Lycos Search Patents - Google Litigation
Through its merger with Innovate/Protect, Inc. in July 2012, Vringo acquired ownership of patents that had been purchased from Lycos, Inc. and were asserted in a patent infringement lawsuit against AOL Inc., Google, IAC/InterActiveCorp-owned IAC Search & Media, Gannett Co Inc. and Target Corp. The lawsuit went to trial on October 16, 2012, in U.S. District Court in the Eastern District of Virginia, Norfolk Division before U.S. District Judge Raymond A. Jackson.[24][25]
Following a three week jury trial, on November 6, 2012, a jury ruled in favor of Vringo's wholly owned subsidiary, I/P Engine, and against the defendants with respect to defendants' infringement of the asserted claims of the patents.[26] After finding that the asserted claims of the patents-in-suit were both valid, and infringed by Defendants, the jury found that reasonable royalty damages should be based on a "running royalty", and that the running royalty rate should be 3.5%.[27] I/P Engine presented evidence at trial that the appropriate way to determine the incremental royalty base attributable to Google's infringement was to calculate 20.9% of Google's U.S. AdWords revenue, then apply a 3.5% running royalty rate to that base. The U.S. District Court entered a judgment against the defendants in November 2012.[28]
In May 2013, the defendants argued that I/P Engine was not entitled to any post-judgment royalties because they had ceased infringement by changing the AdWords system. In January 2014, the U.S. District Court found that Google's purported design-around known as "new AdWords" was "nothing more than a colorable variation of old AdWords."[29] Later in January 2014, the U.S. District Court found that the "Defendants' misconduct continues presently and Defendants have taken no remedial action. In fact, they have designed a system that clearly replicates the infringing elements of old AdWords," and for those reasons, the court enhanced the royalty rate "by just over 40% to 6.5%."[30]

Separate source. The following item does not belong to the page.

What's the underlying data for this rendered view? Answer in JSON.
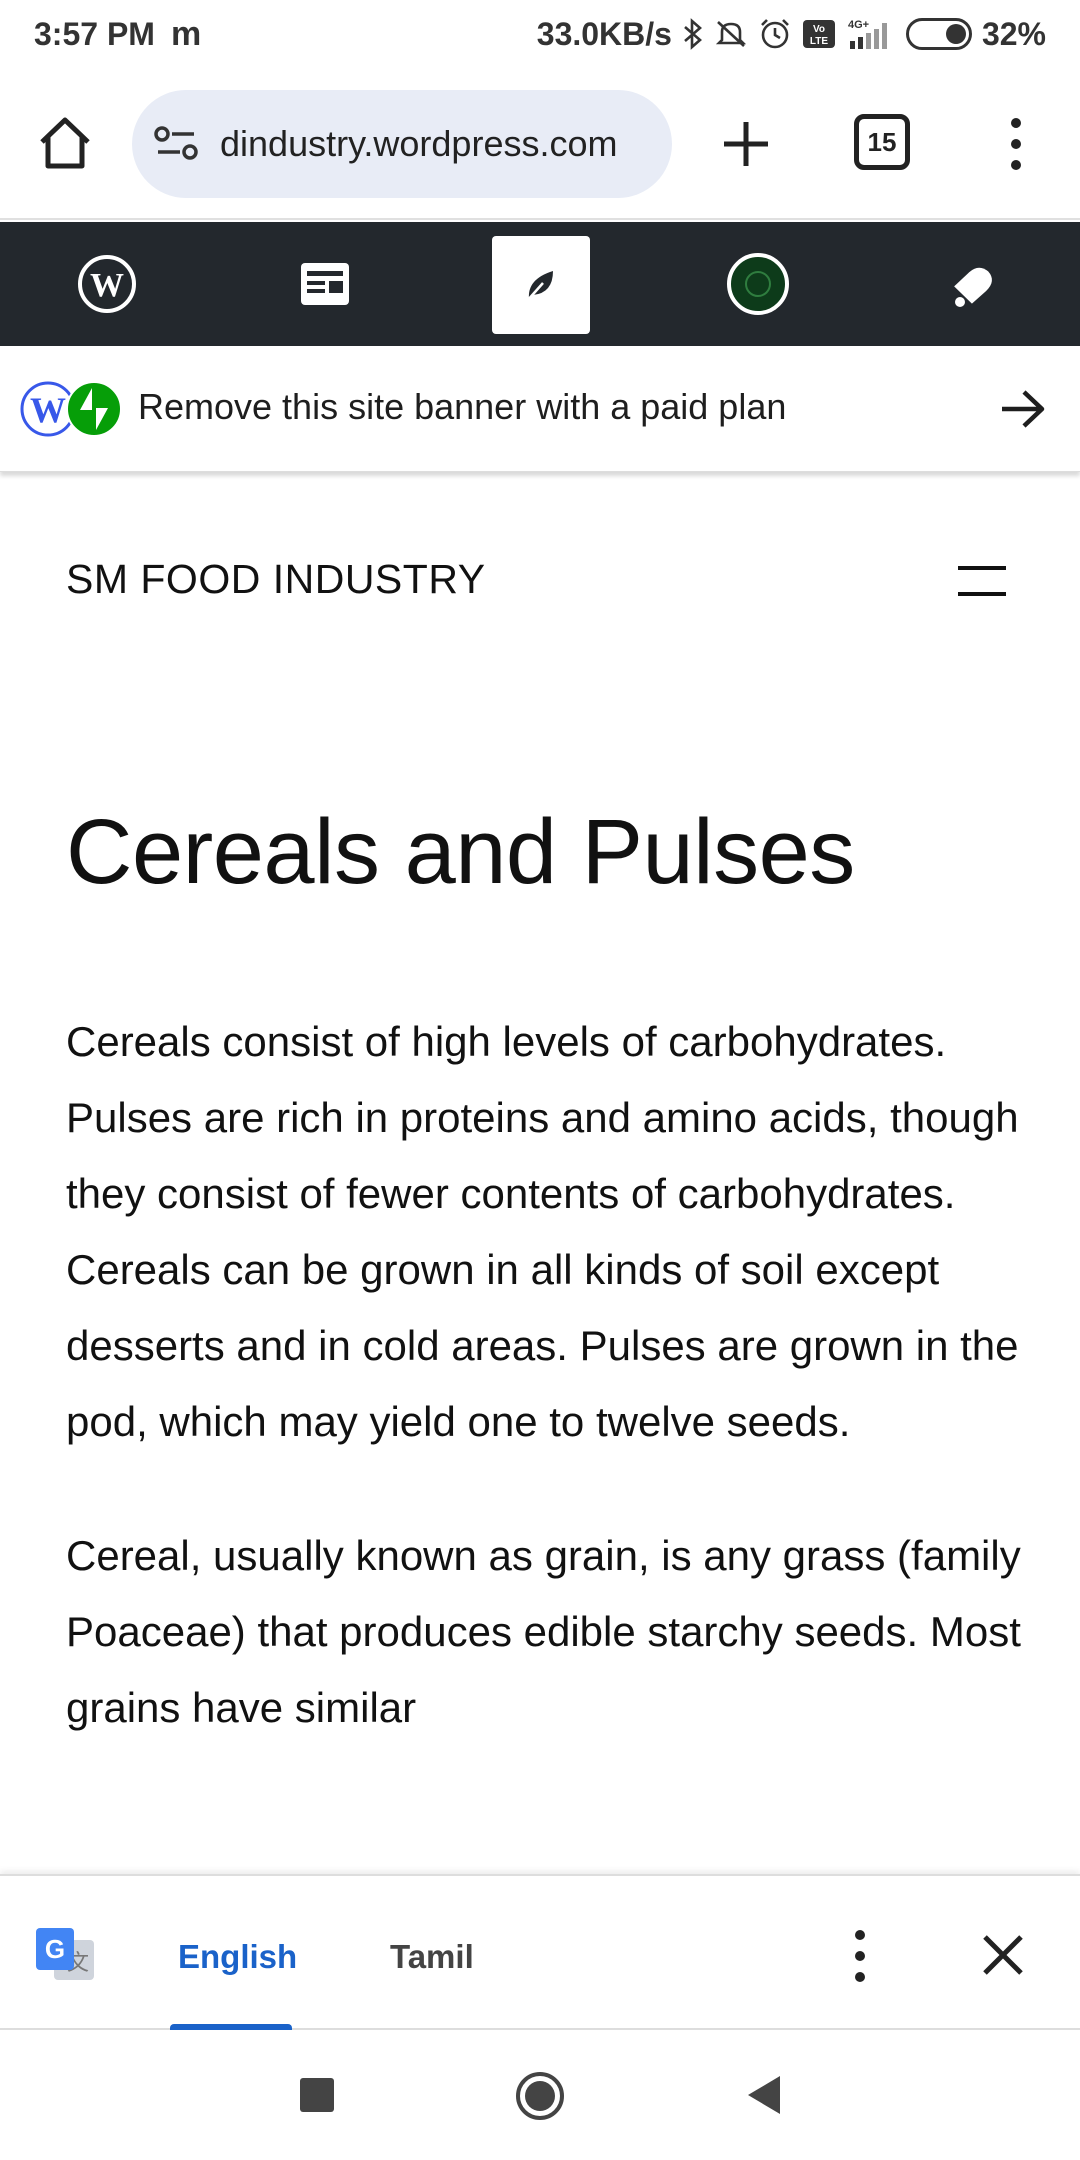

Vringo has drawn criticism over some of its litigation tactics. A Google spokesperson said on January 22, 2014, after losing the trial and post-trial motion practice, that the AdWords case "further highlights the mischief trolls can make with the patent system".[31]
Separate from the civil litigation, Google sought to invalidate I/P Engine's two asserted patents through a total of four re-examination requests at the U.S. Patent and Trademark Office. I/P Engine prevailed in defending the validity of the patents in every instance, and received a certificate from the USPTO confirming that all of the claims of the patents challenged by Google remained valid and unchanged.[32]
On August 15, 2014 the United States Court of Appeals for the Federal Circuit, in a 2-1 split decision, reversed the U.S. District Court decision concerning the patent infringement lawsuit filed against Google et al. The presiding Circuit Judges concluded that, notwithstanding U.S. District Court judge and jury having affirmed the validity of I/P Engine's patents, and the USPTO having likewise affirmed the validity of the patents, the patents were "Obvious" and therefore invalid. In dissenting, Circuit Judge Raymond Chen highlighted the majority opinion's failure "to accord sufficient deference to the jury's findings of fact," and explained that the majority's conclusion "squarely conflicts with the jury's express finding" that the prior art lacked specific elements claimed by the patents in suit.[33] Intellectual Asset Magazine called the decision "the most troubling patent case of 2014," and said the appeals court's decision "should be of huge concern to all patent owners in the U.S."[34] I/P Engine hired David Boies to file a petition at the Supreme Court of the United States seeking a review of the case.[35]